The following figure shows all possible combinations of $(P_1, P_2, P_3)$ in $\mathbb{R}^3$.

An interesting consequence of the way we perceive colors is that, depending on $I(\lambda)$, two objects $R_1(\lambda)$ and $R_2(\lambda)$ may be seen as having the same color (even if they do not).

White balance

The idea is to do a linear transformation in each color channel. If the illuminant has a color $(R_0, G_0, B_0)$, then we apply the following transformation:

$$ T \colon (R, G, B) \to \left( \frac{R_1}{R_0} R, \frac{G_1}{G_0} G, \frac{B_1}{B_0} B \right) $$

where $(R_1, G_1, B_1)$ represents the reference illuminant. There are many ways to estimate $(R_0, G_0, B_0)$:

  • Gray world: global average of channels
  • White patch: usage of the brightest pixels.

Color spaces

In order to better represent colors digitally, we restrict the colors perceived to those which $P_1 + P_2 + P_3 = 1$. This gives rise to a bi-dimensional space.

Alternative representative spaces (HSV)

With HSV, we separate the Hue (color), Saturation and Lightness.
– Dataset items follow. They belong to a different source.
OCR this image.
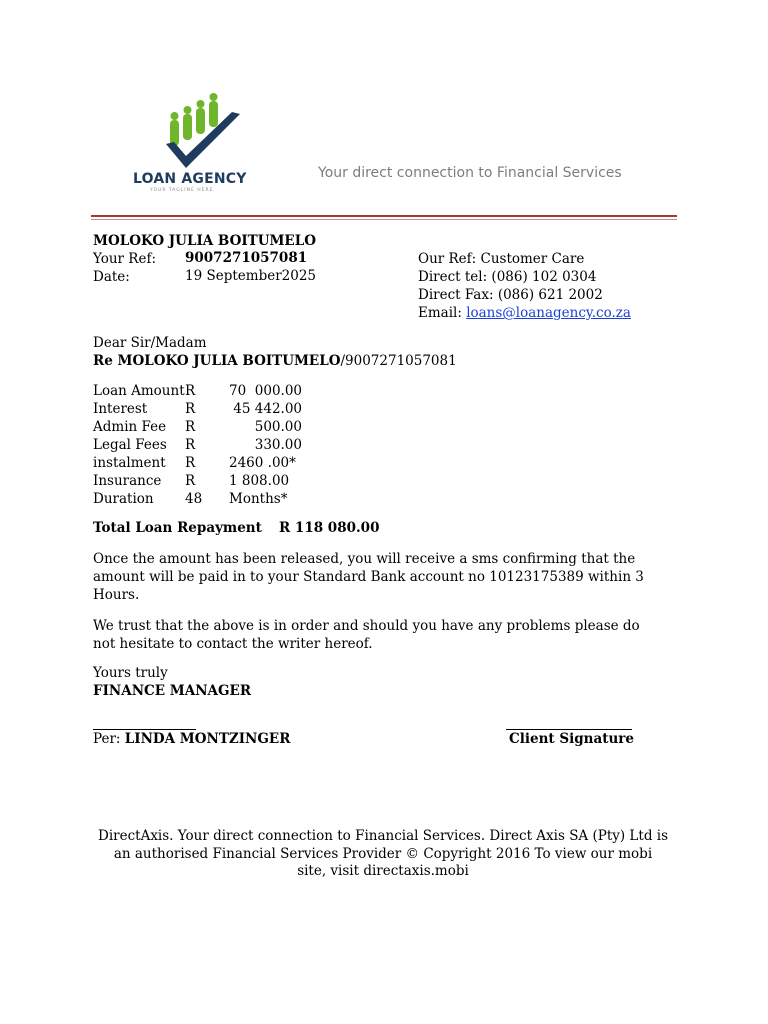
LOAN AGENCY
YOUR TAGLINE HERE
Your direct connection to Financial Services
MOLOKO JULIA BOITUMELO
Your Ref: 9007271057081
Date:	19 September2025
Our Ref: Customer Care
Direct tel: (086) 102 0304
Direct Fax: (086) 621 2002
Email: loans@loanagency.co.za
Dear Sir/Madam
Re MOLOKO JULIA BOITUMELO/9007271057081
Loan Amount R	70  000.00
Interest	R	45 442.00
Admin Fee R	500.00
Legal Fees R	330.00
instalment R	2460 .00*
Insurance R	1 808.00
Duration 48 Months*
Total Loan Repayment R 118 080.00
Once the amount has been released, you will receive a sms confirming that the amount will be paid in to your Standard Bank account no 10123175389 within 3 Hours.
We trust that the above is in order and should you have any problems please do not hesitate to contact the writer hereof.
Yours truly
FINANCE MANAGER
Per: LINDA MONTZINGER	Client Signature
DirectAxis. Your direct connection to Financial Services. Direct Axis SA (Pty) Ltd is an authorised Financial Services Provider © Copyright 2016 To view our mobi site, visit directaxis.mobi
With such a model, we are able to apply all 1-dimensional algorithms to colored images using the lightness.

Color capturing

When a RAW photo is taken, a Bayer filter is usually used to capture the colors.

Each of the colors in the grid has 12 bits. Our job is to transform the 12 bits of each color pixel into a multi-colored pixel of 24 bits (8 bits per channel). This process is known as demosaicing (détramage). To this end, we interpolate the RAW image to find the color of each pixel.

Nowadays, it is also common to use neural networks to demosaice the RAW image.